This one habit will cause your productivity to soar in 2019

We all have cell phones, so come on let’s get real (kudos to you if you caught that reference).

We all know that smartphones can be a major distraction. And, another post about the problem it represents isn’t going to solve the problem. Not by a long shot. So, let’s get over ourselves.

What we can do is get excited about an idea.

Ask yourself:

What can you get excited about looking ahead?

Identifying Your Highest Value Activity

Now, I should mention at the outset that what we’re discussing here has more to do with being effective than being productive. It’s not just about getting things done. It’s about getting the right things done.

For me, that means writing more.

I enjoy writing (regardless of whether I’m any good at it). Writing helps me make a living. It organizes my thoughts. It builds my authority and credibility.

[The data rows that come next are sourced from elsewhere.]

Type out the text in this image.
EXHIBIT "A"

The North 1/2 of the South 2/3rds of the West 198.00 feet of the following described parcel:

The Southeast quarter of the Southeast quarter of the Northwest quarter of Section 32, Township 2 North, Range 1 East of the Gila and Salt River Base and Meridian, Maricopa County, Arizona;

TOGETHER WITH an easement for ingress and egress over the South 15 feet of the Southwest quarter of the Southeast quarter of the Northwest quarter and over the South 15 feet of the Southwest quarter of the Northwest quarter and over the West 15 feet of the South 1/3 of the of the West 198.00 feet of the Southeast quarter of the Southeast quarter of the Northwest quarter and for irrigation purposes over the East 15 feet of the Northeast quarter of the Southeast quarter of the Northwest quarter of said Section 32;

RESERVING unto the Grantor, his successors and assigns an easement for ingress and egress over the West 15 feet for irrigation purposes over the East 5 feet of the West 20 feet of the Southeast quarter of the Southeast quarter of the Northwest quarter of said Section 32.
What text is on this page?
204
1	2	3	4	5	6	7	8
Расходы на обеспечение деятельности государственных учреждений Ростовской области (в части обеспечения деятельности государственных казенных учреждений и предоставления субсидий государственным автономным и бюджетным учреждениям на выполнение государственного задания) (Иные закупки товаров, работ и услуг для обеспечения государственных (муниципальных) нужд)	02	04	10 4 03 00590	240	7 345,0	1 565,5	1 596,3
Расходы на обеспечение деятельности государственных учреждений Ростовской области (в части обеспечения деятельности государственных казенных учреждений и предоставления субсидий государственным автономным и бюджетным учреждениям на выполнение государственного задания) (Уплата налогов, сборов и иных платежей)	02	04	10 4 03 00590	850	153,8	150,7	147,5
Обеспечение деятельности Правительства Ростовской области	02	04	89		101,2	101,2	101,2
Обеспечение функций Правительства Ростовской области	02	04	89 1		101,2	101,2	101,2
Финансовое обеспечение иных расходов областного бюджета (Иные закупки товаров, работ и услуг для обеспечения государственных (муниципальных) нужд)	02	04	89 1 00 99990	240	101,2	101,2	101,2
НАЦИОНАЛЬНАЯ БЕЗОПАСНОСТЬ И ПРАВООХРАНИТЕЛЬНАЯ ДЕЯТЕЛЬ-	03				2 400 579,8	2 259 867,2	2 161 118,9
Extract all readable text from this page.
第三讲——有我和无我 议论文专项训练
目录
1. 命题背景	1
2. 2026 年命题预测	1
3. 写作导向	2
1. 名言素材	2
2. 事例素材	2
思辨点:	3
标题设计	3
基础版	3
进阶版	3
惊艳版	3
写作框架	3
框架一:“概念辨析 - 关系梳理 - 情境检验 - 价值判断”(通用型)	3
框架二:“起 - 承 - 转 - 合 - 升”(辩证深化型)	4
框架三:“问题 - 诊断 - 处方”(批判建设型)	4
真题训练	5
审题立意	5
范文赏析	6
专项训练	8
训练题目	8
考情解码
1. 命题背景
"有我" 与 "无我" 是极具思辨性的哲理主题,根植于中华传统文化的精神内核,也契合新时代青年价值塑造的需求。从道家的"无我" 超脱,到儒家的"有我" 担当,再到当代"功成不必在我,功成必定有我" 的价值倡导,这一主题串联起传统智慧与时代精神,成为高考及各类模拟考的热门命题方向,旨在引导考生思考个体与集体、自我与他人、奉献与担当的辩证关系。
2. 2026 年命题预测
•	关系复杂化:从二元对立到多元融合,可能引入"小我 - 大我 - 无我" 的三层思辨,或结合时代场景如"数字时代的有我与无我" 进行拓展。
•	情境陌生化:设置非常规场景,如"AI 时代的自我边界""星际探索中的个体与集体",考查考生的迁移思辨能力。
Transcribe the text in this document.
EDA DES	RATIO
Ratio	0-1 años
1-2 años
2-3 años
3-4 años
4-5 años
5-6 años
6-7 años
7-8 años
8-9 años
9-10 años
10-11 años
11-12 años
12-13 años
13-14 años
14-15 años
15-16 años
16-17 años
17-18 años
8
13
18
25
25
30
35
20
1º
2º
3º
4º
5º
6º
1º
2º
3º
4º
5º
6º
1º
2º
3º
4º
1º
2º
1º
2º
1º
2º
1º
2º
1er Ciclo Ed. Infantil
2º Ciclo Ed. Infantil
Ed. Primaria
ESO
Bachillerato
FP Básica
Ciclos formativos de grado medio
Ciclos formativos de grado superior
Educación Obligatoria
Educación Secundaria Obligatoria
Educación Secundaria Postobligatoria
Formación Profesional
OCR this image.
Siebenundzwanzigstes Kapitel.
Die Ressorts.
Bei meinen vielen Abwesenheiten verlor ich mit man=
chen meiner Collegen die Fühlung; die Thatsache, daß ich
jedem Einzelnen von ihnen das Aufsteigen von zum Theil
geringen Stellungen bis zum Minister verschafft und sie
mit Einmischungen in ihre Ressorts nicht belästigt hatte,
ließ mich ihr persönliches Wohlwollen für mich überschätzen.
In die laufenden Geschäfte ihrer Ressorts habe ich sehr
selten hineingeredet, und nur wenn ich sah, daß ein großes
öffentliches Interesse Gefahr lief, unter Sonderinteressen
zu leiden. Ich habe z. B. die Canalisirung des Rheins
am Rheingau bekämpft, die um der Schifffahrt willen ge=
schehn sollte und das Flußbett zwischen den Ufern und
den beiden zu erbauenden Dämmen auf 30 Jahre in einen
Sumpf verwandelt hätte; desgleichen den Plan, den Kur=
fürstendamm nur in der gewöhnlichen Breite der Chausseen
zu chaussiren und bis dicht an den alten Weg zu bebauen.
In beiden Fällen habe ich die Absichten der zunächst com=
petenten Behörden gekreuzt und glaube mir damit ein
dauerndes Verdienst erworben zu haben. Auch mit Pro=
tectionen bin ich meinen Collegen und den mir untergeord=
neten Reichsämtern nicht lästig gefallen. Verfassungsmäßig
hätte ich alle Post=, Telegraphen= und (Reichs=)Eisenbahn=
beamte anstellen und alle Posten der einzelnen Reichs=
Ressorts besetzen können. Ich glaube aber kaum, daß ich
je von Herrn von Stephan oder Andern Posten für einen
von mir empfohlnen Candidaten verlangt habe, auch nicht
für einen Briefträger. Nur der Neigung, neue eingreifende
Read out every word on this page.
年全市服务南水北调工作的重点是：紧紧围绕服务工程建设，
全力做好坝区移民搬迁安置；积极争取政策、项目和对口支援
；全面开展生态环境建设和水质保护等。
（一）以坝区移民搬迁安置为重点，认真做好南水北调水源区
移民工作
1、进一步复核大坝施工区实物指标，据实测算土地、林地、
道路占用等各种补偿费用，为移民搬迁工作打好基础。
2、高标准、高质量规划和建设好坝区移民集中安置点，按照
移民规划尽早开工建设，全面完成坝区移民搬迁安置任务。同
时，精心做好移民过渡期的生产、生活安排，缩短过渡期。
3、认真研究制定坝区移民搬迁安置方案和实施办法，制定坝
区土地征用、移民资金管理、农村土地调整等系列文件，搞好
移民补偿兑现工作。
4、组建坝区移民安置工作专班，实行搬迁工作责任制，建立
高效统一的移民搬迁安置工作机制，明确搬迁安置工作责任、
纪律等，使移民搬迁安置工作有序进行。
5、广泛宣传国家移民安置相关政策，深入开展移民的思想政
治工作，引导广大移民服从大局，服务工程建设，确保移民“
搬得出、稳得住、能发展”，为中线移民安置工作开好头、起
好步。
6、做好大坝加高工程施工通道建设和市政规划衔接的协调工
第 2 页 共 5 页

It results in content that drives traffic to my website. It adds value to others.

Further, I can re-purpose my writing into presentations, books and courses. I don’t think it would be an exaggeration to say that writing represents a huge portion of the contribution I make and the value I add to the world.

Spending More Time on Your Highest Value Activity

So, how do I get more writing done?

That’s an important question to ask as I look toward what I want to accomplish in 2019.

I don’t have any more time than I had before. Arguably, with the number of projects I have on the docket, I have less time for writing.

I don’t have any more motivation than I had before. I believe I’m just as motivated as I ever was. Maybe more.

As for energy, I think I have more than I did in 2018. But it’s a delicate thing, and if I don’t protect my health, I can just as easily lose that energy. If I don’t do the right things — eat well, exercise and get the right amount of sleep each night — I won’t have the energy I need to do the work I need to do.

So, the only thing I can do to accomplish more is optimize my habits.

I think it’s fair to say that nobody’s habits are perfect. That means there’s always room for improvement, assuming you’re interested in improvement.

Making Better Use of Your Smartphone Time

“But what does all of this have to do with your phone?” you may ask.

So, here’s what I’m planning to change in 2019.

I recently listened to Chris Brogan talk about his process for writing books on his podcast, Making the Brand.

He shared about how he would use Google Docs to write. This meant that he could write regardless of where he was, so long as he had a mobile device with him.

That got me thinking. What I came to recognize was that I had some mental blocks around doing work on my smartphone.

If I was going to do any writing at all, it was going to be at my desktop at home, or on my laptop at a place of my choosing. That’s how I used to think.

Guess how I’m writing this blog post right now?

I admit — while I’m not one to phone gaze, as I see many people out there doing — I still end up checking in on Facebook, Twitter and Medium all the time.

Sure, it’s good to check in and respond to those who’ve interacted with me, but beyond that it quickly devolves into finding something to pass the time and alleviate my boredom. More importantly, I’m not engaging with the world around me.

I’ve decided that a better use of my phone would be to spend that time creating. And, if I happen to be in an environment where I don’t have access to my desktop or laptop, I’ll probably still have my phone with me. Writing would be a better use of my time than checking in on social media.

Note: You should carry your charger with you if you’re planning to use your phone to do work.

Get Started Now

Now, as I’ve already shared, writing is likely the highest and best use of my time. That doesn’t mean it’s the highest use of your time. That doesn’t mean there aren’t other things you can do with your phone.

Perhaps you could spend your time taking courses and learning new skills, answering questions on Quora, making to-do lists in Evernote, or whatever the case might be.

Sure, you can still check in on social media. But the idea is to replace that lull, that moment of boredom (and the assumption that boredom is bad), or that addiction to notifications with something healthier and more productive.

Jordan Harbinger says he uses that time to send texts and connect with friends. I could see that being a better use of one’s idle time too.

Final Thoughts

I don’t believe in overextending myself and burning out. And, I don’t think you should either. So, if making a little tweak to your habits results in unwanted stress and fatigue, then don’t do it. Opt to be in the moment instead.

Honestly, the obsession with productivity is ridiculous. Anybody can get a lot done. It’s not about that. It’s about being effective. Getting more of the right things done. If you don’t focus on that, you’ll end up exactly where other workaholics have ended up. Ask yourself honestly if that’s what you want.

Those who know what to focus on are reaping the rewards of focusing on what matters, achieving more with less.